Atatürk kişilik olarak her zaman demokrat bir insan oldu. Daima halkın içinde geçen hayatı buna en güzel örnektir. Açık konuşmayı, serbest münakaşayı her zaman sevdi.

Atatürk'ün büyük meziyetlerinden biri de devlet ve inkılap işlerini arkadaşlarıyla görüşmek, münakaşa etmekti. Atatürk bu münakaşalardan çok haz duyardı. O, harikulade zekasına, büyük görüş kuvvetine, hadiseleri tahlil derinliğine dayanmakla beraber, başkalarının fikir ve mütalaalarına da kıymet verirdi. Onun en kuvvetli tarafı, en büyük kudreti, belki istişare etmesini bilmesi ve istişareler sonunda kendi eşsiz mantığını hadiselere hakim kılmasıydı.

Atatürk , hayale ve gurura kapılmayan bir liderdi. Tevazu içinde akılcı, barışçı ve uzlaşmacı bir kişiliğe sahipti.


Atatürk, milli ahlak anlayışı ve dinine karşı son derece hassasiyeti ile bilinirdi.

Atatürk, giyim ve kuşamına, temizlik ve bakımına ve sofra adabına çok önem vermiştir.

Atatürk, sanat ve estetiği asla göz ardı etmemiştir.

Atatürk, aydındı. Bilimin önemini her zaman vurgulamış, eğitime çok önem vermiştir.

Atatürk, ülke sorunlarını çözerken daima aklın ve ilmin gereklerine göre hareket etmiştir. Olayları geniş ve detaylı düşünmüş, basit hedefler peşinde değil, gelecek nesilleri bile rahat ve huzur içinde yaşatacak köklü çözümler peşinde olmuştur. Her zaman vatanın ve milletin menfaatlerini gözetmiş, hiçbir zaman kendi rahatı peşinde olmamıştır.

Atatürk, en zor anlarda dahi üstün yaratıcı düşünceleriyle, sorunlara çözümler bulan ve bunları başarıyla uygulayabilen bir önderdi. Yaratıcı düşünceleriyle kimsenin hayal dahi edemediği işleri başarabilmiştir. Atatürk, kendini olayların akışına uymayı zorunlu gören ve buna göre davranan bir kişi değil, aksine olayların dışına ve üstüne çıkıp, olaylara kendi görüşünün ve düşüncesinin biçimini veren bir önderdi. Atatürk’ün gerçekleştirdiği her işinde yaratıcı düşüncesini görmek mümkündür.

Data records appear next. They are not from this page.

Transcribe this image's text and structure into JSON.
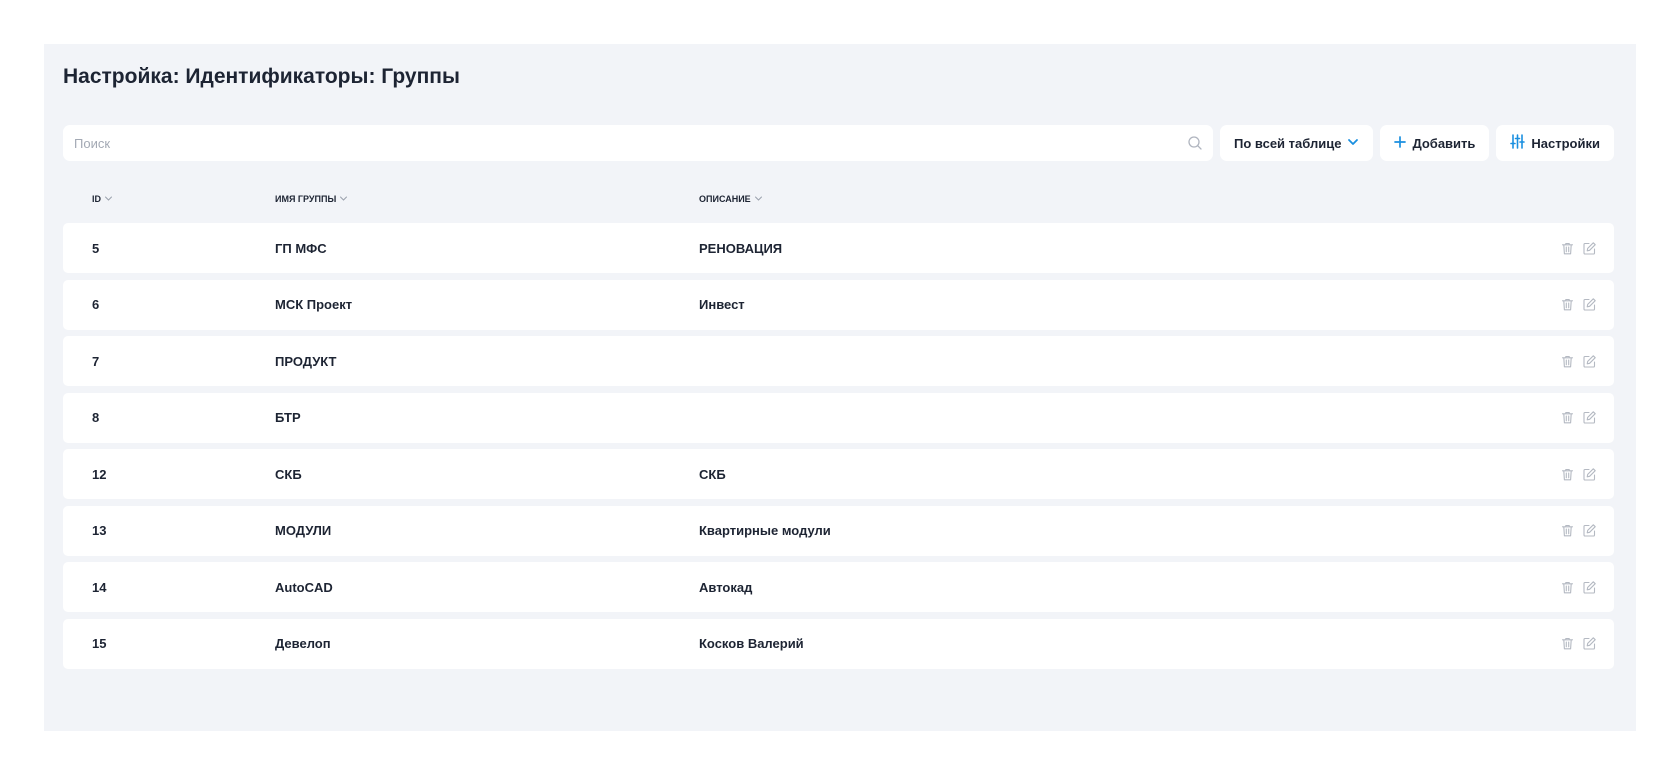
{
  "page": {
    "title": "Настройка: Идентификаторы: Группы"
  },
  "toolbar": {
    "search_placeholder": "Поиск",
    "scope_label": "По всей таблице",
    "add_label": "Добавить",
    "settings_label": "Настройки",
    "accent_color": "#1a8fe0"
  },
  "table": {
    "columns": [
      {
        "label": "ID"
      },
      {
        "label": "Имя группы"
      },
      {
        "label": "Описание"
      }
    ],
    "rows": [
      {
        "id": "5",
        "name": "ГП МФС",
        "description": "РЕНОВАЦИЯ"
      },
      {
        "id": "6",
        "name": "МСК Проект",
        "description": "Инвест"
      },
      {
        "id": "7",
        "name": "ПРОДУКТ",
        "description": ""
      },
      {
        "id": "8",
        "name": "БТР",
        "description": ""
      },
      {
        "id": "12",
        "name": "СКБ",
        "description": "СКБ"
      },
      {
        "id": "13",
        "name": "МОДУЛИ",
        "description": "Квартирные модули"
      },
      {
        "id": "14",
        "name": "AutoCAD",
        "description": "Автокад"
      },
      {
        "id": "15",
        "name": "Девелоп",
        "description": "Косков Валерий"
      }
    ],
    "row_actions": [
      "trash-icon",
      "edit-icon"
    ]
  }
}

Atatürk her zaman sezgilerine güvenmiş ve bu konuda haklı çıkmıştır.


ATATÜRK’ÜN SEVDİKLERİ

Kitap okumayı, müzik dinlemeyi, dans etmeyi, ata binmeyi ve yüzmeyi çok severdi. Zeybek oyunlarına, güreşe, Rumeli türkülerine aşırı ilgisi vardı. Tavla ve bilardo oynamaktan büyük keyif alırdı. Sakarya adlı atıyla, köpeği Fox'a çok değer verirdi. Zengin bir kitaplık oluşturmuştu. Akşam yemeklerine devlet ve bilim adamlarını, sanatçıları davet eder, ülkenin sorunlarını tartışırdı. Temiz ve düzenli giyinmeye özen gösterirdi. Doğayı çok severdi. Sık sık Atatürk Orman Çiftliği'ne gider, çalışmalara bizzat katılırdı.



ATATÜRK’ÜN BİLİNMEYEN HAYAT HİKAYESİ

7 Yaşındayken babasını kaybetti ve yetim kaldı. Yalnız ve içine kapanık bir olarak yaşamaya başladı.

8 Yaşındayken okuldan alındı ve köyde yaşadı. Zamanını tarlalarda kargaları kovalamakla geçirdi.

10 Yaşında yüzü kanlar içinde kalacak şekilde, yeni okulundaki hocasından dayak yedi. Ailesi onu okuldan aldı. Sinirden ve korkudan üç gün evinden çıkamadı.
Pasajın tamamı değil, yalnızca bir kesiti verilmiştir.